Died gründeten sich 2016 in New York. Sie haben keinen besonderen musikalischen Hintergrund. Zumindest keinen der mir bekannt wäre. Ich kann also nicht mit irgendwelchen Ex-Bands um mich schmeißen, um den Hintergrund der Band zu erklären. Klar scheint: Die Jungs lieben Post-Hardcore sämtlicher Dekaden und beweisen dabei einen ziemlich guten Geschmack. Mich erinnert diese Mischung aus mal mathy, mal noisy, mal Indie-angehauchten Post-Hardcore stark an die Welle, die um 2010 herum aus Großbritannien kam. Konkret denke ich an solche Bands wie Meet me in St. Louis, Broker, Blakfish oder deren Nachfolger &U&I. Aber das nur nebenbei.
Für diejenigen, die Post-Hardcore nicht so genau verfolgen, hier ein paar weitere, viel bekanntere Referenzen: Drive Like Jehu, At the Drive-In, Quicksand, Unwound, Slint. Aber auch eine ordentliche Prise vom "Popcore" der frühen bis mittleren 2000er-Jahre ist mit dabei. Denkt entfernt vielleicht an Thursday, Alexisonfire oder Recover. Auch an Finch anno "Say Hello to Sunshine" erinnert einiges. Oder an das letzte JR Ewing-Album.

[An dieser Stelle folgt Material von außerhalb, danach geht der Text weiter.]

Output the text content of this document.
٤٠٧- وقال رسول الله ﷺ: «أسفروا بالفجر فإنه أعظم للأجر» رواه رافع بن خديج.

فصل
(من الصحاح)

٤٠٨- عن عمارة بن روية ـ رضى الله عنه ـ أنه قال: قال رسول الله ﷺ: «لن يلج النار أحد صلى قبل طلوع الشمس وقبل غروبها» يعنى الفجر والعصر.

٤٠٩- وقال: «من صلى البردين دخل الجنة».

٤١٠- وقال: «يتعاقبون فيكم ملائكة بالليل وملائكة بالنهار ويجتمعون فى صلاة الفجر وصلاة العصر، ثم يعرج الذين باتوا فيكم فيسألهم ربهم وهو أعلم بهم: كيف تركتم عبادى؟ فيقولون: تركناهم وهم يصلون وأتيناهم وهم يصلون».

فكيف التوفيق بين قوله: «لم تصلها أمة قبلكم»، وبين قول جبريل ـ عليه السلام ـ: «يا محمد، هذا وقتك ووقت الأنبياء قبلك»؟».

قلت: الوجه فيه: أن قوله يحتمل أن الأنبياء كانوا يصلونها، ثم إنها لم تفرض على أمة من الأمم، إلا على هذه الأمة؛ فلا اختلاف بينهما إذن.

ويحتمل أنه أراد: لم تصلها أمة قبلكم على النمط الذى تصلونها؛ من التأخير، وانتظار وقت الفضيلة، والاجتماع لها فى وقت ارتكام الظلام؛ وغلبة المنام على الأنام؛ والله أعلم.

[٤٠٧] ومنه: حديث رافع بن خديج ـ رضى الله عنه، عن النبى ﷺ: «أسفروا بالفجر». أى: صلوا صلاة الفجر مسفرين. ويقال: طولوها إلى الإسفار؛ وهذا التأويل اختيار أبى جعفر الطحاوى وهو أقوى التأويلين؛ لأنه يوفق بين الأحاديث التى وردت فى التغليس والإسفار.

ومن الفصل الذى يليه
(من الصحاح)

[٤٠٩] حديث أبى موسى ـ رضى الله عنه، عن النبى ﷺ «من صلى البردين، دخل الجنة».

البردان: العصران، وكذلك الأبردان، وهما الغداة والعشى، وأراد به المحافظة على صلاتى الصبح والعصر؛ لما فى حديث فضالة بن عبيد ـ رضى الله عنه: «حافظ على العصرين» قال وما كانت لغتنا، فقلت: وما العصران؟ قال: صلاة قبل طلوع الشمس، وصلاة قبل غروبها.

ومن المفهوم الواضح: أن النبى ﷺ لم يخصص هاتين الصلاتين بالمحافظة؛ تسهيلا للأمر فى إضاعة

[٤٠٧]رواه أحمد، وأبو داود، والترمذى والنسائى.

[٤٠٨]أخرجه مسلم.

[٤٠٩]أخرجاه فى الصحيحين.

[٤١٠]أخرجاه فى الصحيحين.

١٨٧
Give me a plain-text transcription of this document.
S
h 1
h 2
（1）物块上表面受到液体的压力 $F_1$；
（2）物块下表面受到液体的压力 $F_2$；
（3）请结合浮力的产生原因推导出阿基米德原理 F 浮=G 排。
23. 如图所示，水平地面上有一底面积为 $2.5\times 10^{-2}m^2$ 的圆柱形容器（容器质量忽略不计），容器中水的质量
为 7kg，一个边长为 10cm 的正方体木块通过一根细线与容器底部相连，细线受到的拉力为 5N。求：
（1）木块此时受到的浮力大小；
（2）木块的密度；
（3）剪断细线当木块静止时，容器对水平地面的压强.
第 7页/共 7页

Ganz schön viel Namedropping? Ja, zugegeben. Im Jahr' 2020 klingt "Less Life" aber vor allem eigenständig und frisch. Neben gutem Geschmack haben Died eben auch die anfangs erwähnten Anlagen. Das Riffing ist catchy und/oder episch und/oder lebendig und/oder atmosphärisch. Das vertrackte, stark Math-Rock-angefärbte Drumming ist über das ganze Album hinweg ein absolutes Highlight. Die ausdrucksstarken Vocals sind brutal abgeklärt - dabei empfinde ich es als SEHR angenehm, dass das Shouting eher spärlich eingesetzt wird. Last not least spielt das Quartett hervorragend zusammen und hat auch noch einen Sound den ich einfach mal als "crisp" bezeichne. Gemastered wurde "Less Life" von Will Killingsworth (Orchid), weil der aktuell an jeder spannenden Hardcore-Platte seine Finger hat.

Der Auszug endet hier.